Now parents see breast feeding as inconvenient and uncomfortable and think nothing of feeding formula to their baby. Because fewer than 10% of Americans garden, nearly all children never experience full flavored vegetables and will not eat a vegetable unless it’s a pesticide laden potato, fried in GM vegetable oil, and coated in sugar/HFCS in the form of ketchup.

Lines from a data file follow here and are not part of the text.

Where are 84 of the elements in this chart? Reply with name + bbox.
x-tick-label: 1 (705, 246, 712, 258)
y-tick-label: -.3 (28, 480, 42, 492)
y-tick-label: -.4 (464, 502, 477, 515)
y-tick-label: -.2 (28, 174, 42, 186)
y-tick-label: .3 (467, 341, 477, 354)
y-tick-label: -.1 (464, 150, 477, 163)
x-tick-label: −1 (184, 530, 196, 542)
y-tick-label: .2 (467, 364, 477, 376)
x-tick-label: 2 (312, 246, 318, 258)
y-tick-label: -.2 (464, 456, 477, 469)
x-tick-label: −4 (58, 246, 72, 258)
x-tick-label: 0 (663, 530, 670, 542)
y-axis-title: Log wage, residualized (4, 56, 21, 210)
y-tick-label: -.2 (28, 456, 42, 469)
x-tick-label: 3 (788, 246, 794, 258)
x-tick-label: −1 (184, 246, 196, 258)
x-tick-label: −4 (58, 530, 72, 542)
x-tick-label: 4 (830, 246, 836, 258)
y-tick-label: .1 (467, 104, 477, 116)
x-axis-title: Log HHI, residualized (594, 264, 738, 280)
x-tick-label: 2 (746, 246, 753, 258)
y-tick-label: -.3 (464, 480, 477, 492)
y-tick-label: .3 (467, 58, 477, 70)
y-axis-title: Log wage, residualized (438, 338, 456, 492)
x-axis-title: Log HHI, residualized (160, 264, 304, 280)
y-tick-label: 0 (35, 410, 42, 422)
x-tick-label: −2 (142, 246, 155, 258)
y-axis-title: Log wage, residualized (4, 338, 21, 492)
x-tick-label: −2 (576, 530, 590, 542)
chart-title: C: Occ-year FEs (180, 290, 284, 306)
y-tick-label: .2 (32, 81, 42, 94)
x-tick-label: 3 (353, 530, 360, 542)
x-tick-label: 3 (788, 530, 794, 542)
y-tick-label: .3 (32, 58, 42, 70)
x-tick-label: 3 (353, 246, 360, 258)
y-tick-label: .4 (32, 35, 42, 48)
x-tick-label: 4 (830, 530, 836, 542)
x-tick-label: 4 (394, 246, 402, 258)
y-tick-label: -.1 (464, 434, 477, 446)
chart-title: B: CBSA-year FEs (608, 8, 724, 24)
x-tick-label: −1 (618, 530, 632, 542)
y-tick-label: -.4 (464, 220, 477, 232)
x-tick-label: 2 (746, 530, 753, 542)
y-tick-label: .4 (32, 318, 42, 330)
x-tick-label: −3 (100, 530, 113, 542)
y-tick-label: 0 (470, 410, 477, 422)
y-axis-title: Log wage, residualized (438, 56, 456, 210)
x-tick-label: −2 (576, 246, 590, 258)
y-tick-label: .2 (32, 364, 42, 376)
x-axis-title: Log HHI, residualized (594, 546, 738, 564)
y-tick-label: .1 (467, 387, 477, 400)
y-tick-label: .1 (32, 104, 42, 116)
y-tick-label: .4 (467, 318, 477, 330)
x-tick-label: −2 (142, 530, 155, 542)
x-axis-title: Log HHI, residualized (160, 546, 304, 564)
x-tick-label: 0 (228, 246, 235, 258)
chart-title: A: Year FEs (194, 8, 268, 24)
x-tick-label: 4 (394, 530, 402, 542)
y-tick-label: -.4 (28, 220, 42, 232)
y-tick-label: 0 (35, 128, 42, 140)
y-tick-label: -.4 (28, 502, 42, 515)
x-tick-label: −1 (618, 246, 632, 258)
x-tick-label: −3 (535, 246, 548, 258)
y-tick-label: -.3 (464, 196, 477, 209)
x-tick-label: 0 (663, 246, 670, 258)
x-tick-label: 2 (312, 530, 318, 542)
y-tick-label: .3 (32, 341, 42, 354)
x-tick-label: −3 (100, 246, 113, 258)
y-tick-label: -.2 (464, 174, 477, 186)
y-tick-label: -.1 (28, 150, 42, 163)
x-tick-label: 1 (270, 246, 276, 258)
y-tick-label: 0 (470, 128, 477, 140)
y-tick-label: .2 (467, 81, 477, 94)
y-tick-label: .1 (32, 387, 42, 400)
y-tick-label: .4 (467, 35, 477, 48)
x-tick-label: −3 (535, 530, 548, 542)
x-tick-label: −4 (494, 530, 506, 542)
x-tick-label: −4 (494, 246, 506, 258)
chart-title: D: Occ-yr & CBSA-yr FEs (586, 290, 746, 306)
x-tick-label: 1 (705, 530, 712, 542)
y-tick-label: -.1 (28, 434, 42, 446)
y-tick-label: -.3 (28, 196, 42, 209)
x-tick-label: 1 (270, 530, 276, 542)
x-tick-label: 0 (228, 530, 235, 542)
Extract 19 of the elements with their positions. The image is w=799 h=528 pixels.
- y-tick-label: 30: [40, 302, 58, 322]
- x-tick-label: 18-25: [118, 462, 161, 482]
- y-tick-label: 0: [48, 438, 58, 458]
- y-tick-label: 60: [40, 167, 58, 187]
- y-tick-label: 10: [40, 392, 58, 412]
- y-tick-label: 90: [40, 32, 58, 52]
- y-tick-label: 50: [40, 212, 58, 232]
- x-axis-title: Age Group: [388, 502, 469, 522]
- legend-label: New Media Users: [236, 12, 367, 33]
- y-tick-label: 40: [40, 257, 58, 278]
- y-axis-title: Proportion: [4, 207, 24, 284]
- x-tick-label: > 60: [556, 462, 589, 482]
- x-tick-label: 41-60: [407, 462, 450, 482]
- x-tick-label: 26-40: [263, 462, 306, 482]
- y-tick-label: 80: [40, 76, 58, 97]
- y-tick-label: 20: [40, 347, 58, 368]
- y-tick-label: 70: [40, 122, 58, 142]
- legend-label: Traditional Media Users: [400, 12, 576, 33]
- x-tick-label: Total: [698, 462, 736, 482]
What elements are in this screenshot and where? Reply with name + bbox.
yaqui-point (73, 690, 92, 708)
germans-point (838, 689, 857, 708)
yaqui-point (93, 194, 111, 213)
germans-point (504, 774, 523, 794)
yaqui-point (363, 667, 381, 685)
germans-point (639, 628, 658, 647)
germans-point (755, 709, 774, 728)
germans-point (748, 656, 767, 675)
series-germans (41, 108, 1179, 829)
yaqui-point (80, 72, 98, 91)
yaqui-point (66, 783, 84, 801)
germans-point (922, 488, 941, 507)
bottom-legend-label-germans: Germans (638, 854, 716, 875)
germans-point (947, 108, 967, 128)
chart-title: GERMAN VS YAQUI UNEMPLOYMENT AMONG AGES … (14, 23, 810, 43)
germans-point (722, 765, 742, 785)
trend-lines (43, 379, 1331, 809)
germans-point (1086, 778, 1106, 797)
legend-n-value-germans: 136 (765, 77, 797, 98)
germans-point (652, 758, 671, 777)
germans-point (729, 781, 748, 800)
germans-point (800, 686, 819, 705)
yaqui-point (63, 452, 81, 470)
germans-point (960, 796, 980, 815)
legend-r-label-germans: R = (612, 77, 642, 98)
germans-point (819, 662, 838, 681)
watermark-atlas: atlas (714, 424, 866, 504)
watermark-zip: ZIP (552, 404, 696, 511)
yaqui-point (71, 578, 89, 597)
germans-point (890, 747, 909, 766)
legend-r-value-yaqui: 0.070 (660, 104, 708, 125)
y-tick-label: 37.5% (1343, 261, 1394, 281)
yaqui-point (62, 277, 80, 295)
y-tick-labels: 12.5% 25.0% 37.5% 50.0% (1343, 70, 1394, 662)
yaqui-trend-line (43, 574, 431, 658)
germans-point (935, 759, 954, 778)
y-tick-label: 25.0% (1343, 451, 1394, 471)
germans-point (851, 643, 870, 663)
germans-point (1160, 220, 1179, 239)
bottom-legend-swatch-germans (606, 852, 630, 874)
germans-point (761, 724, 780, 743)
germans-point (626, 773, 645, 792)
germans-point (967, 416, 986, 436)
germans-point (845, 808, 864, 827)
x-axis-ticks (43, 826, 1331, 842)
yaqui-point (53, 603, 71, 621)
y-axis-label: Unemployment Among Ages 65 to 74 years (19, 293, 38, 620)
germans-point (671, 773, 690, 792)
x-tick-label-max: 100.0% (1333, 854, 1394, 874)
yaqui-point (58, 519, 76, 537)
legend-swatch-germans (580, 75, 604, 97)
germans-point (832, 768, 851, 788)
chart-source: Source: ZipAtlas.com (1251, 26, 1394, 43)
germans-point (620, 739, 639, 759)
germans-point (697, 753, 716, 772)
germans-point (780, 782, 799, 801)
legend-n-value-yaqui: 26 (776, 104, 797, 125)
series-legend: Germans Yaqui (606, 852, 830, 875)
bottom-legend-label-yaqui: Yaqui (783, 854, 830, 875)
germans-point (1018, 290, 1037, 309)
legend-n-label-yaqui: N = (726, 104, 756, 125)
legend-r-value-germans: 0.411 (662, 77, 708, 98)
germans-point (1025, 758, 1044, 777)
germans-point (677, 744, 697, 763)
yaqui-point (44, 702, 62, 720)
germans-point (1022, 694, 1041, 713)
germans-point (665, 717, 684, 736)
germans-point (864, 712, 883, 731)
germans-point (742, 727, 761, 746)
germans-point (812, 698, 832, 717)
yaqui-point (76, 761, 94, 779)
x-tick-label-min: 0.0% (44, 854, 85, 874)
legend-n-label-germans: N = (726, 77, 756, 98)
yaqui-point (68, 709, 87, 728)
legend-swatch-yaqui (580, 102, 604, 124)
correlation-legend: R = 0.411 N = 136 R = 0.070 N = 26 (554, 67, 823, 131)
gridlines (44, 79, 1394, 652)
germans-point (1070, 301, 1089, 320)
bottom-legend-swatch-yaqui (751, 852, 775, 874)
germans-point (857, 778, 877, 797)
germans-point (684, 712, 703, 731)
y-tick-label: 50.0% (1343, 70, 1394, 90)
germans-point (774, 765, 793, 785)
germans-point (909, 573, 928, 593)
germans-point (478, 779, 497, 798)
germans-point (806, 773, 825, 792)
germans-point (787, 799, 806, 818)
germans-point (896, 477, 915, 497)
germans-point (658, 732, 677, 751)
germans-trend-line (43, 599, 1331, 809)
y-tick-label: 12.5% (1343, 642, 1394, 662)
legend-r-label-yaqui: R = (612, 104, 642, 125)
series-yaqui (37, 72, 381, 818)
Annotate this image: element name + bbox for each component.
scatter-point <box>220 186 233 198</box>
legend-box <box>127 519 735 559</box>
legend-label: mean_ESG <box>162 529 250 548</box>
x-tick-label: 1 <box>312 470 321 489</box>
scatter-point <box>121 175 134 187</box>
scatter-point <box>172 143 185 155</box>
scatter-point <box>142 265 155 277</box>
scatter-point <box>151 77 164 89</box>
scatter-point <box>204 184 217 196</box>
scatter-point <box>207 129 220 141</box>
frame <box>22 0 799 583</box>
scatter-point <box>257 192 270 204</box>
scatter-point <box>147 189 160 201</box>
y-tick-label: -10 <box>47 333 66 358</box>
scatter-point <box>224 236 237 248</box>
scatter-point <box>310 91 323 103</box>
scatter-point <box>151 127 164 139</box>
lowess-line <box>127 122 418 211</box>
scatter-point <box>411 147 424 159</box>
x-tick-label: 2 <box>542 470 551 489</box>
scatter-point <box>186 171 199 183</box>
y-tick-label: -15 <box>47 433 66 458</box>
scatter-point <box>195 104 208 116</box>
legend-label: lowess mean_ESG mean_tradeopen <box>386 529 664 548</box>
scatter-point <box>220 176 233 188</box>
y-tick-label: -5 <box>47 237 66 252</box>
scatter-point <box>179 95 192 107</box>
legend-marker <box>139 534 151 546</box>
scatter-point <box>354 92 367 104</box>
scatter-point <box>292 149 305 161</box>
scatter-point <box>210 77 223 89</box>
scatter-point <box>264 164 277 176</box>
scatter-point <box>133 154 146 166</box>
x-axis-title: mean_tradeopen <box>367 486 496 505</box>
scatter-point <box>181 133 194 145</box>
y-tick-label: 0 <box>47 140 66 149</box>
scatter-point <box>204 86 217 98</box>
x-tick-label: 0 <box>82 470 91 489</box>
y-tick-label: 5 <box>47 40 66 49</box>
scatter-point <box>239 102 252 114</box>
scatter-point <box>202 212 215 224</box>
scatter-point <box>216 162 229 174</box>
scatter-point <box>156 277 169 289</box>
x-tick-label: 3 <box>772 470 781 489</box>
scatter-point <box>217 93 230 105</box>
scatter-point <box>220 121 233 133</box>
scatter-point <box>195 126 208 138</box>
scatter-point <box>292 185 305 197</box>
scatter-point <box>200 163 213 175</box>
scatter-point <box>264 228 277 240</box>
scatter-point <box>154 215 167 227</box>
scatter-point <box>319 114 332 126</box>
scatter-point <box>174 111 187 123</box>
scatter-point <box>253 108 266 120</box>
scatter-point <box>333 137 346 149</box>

Now that animals raised for meat have been shuttered away in massive barns on factory farms where they never see the light of day, never breathe fresh air or eat a blade of grass; kids today gorge themselves on nitrite filled hot dogs and bacon, chicken nuggets, hamburgers and other meat products which convey more harm than nutrition; and to top it off, these kids are never taught the moral or ethical implications of the fact that animal lost it’s entire life so they could satiate their hunger with a minute portion of that animal’s flesh. So let’s make an extra effort to express our love for our kids. Let’s stop focusing on the price tag or convenience when we make choices about what we feed them. Let’s take them by the hand and show them how we can bring forth nutritious and delicious food from the earth with a little hard work in our yard, or even in a container on the back deck. Let’s teach them the a lesson in the value of life by taking them to a family farm that raises meat animals so they can understand that there is a greater price that is paid in blood in order for them to eat their flesh.